In another passage, she suggests that men should be allowed to ejaculate once every two years and nine months, so that children will be properly spaced apart. "Rounded off," she states, "once every three years."

I just don't get it. The hydraulics just don't work out. Back then, there was this belief that a man's joy juice somehow circulated all over the body and improved his general health. But we now know that it doesn't do that at all. Except for the presence of all those pesky wigglers, it's no more mystical than spit.

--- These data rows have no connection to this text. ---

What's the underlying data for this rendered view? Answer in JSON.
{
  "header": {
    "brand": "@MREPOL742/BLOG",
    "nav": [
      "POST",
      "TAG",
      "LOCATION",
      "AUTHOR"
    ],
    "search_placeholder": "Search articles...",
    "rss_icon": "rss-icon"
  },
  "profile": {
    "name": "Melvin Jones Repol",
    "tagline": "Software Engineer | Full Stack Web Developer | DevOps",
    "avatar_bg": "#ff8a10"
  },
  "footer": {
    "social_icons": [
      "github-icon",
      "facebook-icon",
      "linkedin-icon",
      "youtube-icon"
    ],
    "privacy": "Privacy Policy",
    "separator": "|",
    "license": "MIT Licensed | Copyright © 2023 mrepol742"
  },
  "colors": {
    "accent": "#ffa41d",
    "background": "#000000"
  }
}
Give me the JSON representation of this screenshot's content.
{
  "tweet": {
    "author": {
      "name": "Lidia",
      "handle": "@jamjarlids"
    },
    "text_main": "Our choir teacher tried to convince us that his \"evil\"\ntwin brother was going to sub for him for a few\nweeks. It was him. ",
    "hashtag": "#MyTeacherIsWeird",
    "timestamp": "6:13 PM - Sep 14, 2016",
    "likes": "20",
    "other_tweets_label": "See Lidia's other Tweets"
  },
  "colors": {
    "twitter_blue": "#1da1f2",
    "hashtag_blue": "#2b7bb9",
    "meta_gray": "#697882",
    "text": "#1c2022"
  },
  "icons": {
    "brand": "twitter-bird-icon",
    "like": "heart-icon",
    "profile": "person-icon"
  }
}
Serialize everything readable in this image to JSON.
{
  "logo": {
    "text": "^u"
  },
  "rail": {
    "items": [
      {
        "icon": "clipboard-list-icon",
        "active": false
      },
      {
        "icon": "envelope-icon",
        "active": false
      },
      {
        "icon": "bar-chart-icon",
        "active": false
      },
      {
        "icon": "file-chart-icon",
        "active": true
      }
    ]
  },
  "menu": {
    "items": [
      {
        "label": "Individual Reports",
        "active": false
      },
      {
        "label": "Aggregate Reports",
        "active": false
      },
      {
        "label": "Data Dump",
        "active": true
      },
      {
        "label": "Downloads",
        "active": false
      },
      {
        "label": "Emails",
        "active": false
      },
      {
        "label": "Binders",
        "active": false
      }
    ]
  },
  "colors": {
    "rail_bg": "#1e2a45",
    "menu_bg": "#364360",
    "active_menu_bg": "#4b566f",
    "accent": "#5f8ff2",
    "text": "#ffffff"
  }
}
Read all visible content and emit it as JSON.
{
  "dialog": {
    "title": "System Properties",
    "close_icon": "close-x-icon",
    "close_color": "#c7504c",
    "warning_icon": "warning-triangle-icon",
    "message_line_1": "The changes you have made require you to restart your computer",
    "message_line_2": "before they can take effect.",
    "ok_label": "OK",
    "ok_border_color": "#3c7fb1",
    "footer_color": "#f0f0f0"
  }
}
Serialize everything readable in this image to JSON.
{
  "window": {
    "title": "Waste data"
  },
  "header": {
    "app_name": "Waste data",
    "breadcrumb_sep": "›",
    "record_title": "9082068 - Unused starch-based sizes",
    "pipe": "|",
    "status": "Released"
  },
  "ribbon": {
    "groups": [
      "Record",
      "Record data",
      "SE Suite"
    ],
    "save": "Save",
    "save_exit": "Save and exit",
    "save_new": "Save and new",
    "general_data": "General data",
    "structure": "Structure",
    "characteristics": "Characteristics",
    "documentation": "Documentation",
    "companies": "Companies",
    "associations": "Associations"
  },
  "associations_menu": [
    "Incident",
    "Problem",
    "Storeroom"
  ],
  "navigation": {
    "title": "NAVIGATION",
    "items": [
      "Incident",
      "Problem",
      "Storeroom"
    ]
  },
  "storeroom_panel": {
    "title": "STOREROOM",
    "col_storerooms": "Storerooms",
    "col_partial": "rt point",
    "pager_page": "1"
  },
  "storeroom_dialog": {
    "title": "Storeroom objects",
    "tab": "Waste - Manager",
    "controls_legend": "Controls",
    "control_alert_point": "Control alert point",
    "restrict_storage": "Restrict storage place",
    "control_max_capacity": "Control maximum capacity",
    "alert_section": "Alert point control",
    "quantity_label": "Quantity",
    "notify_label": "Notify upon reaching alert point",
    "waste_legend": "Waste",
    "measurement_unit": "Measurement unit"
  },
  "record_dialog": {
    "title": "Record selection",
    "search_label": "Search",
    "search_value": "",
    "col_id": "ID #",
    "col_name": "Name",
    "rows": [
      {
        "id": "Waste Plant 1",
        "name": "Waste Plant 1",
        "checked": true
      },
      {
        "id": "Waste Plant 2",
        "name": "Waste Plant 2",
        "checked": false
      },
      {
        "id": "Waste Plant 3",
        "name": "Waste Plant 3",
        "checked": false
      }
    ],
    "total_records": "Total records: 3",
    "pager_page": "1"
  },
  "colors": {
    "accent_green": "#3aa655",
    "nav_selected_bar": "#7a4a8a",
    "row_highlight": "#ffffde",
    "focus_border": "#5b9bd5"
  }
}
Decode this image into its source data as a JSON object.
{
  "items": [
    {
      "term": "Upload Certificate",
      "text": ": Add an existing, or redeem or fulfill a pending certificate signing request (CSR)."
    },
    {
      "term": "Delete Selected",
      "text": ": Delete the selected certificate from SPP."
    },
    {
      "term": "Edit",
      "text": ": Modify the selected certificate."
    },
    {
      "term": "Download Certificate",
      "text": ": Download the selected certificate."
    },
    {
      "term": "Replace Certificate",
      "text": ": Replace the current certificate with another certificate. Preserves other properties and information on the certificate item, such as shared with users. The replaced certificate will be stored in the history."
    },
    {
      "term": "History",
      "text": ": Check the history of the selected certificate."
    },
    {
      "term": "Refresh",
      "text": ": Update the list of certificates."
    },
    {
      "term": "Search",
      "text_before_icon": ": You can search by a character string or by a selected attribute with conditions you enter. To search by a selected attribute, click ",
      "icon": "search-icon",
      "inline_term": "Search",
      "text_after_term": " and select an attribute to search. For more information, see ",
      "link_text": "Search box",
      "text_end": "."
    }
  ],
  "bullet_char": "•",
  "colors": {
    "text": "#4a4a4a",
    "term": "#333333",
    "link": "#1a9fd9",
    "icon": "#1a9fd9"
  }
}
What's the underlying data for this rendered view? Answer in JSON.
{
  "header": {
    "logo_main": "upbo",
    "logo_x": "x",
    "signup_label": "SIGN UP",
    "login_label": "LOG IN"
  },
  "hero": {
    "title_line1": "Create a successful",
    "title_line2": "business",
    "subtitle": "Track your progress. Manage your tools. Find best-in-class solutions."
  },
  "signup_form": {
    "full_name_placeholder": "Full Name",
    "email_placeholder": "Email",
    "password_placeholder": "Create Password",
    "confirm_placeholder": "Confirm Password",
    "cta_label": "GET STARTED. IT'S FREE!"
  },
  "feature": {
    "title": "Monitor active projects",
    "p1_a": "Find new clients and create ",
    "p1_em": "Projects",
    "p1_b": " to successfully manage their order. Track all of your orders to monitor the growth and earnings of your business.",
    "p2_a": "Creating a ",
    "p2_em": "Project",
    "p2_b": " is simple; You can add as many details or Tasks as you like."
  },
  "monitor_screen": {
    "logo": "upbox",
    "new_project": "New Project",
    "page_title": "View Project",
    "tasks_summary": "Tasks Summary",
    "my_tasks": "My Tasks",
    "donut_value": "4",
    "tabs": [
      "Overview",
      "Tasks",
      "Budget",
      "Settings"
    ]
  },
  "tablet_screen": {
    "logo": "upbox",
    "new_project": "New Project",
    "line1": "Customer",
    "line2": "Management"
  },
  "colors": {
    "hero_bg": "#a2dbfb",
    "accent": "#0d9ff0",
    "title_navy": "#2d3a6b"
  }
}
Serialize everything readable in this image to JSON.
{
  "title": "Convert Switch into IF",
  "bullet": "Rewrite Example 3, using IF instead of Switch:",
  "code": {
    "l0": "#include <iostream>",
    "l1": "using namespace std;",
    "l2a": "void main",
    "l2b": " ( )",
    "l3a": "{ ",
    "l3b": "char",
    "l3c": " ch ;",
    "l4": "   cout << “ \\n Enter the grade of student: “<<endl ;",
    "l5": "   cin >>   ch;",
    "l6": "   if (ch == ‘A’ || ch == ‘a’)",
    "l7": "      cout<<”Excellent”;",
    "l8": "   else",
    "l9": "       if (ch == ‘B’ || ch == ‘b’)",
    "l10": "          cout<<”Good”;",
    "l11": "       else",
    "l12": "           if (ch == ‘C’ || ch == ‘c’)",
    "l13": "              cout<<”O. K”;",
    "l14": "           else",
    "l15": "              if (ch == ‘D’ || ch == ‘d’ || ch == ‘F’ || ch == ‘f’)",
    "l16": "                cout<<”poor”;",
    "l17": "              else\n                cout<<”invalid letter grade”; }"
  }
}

As for never touching a woman's genitals or even doing more than "salute" the clitoris (a Monty Python gesture, if there ever was one), how many orgasms would a woman be likely to have? Craddock shared the typical Victorian's horror of masturbation. She believed it would arouse a snarling, writhing, primitive lust in women, so that their genteel rotary actions would escalate into furious animal thrusting and pumping and. . . oh. You must excuse me. Sorry, Ida, I just can't follow your instructions
.

******************************************************
POSTSCRIPT. Every once in a while I look back at what I've written. Bad idea, because then I see my obsessions in all their shabby glory. Lately all I seem to write about is sex (Victorian sex in particular, though that may seem like a contradiction in terms). When I'm not writing about sex, I'm moaning about the fact that my novel hasn't been published yet. It's getting monotonous.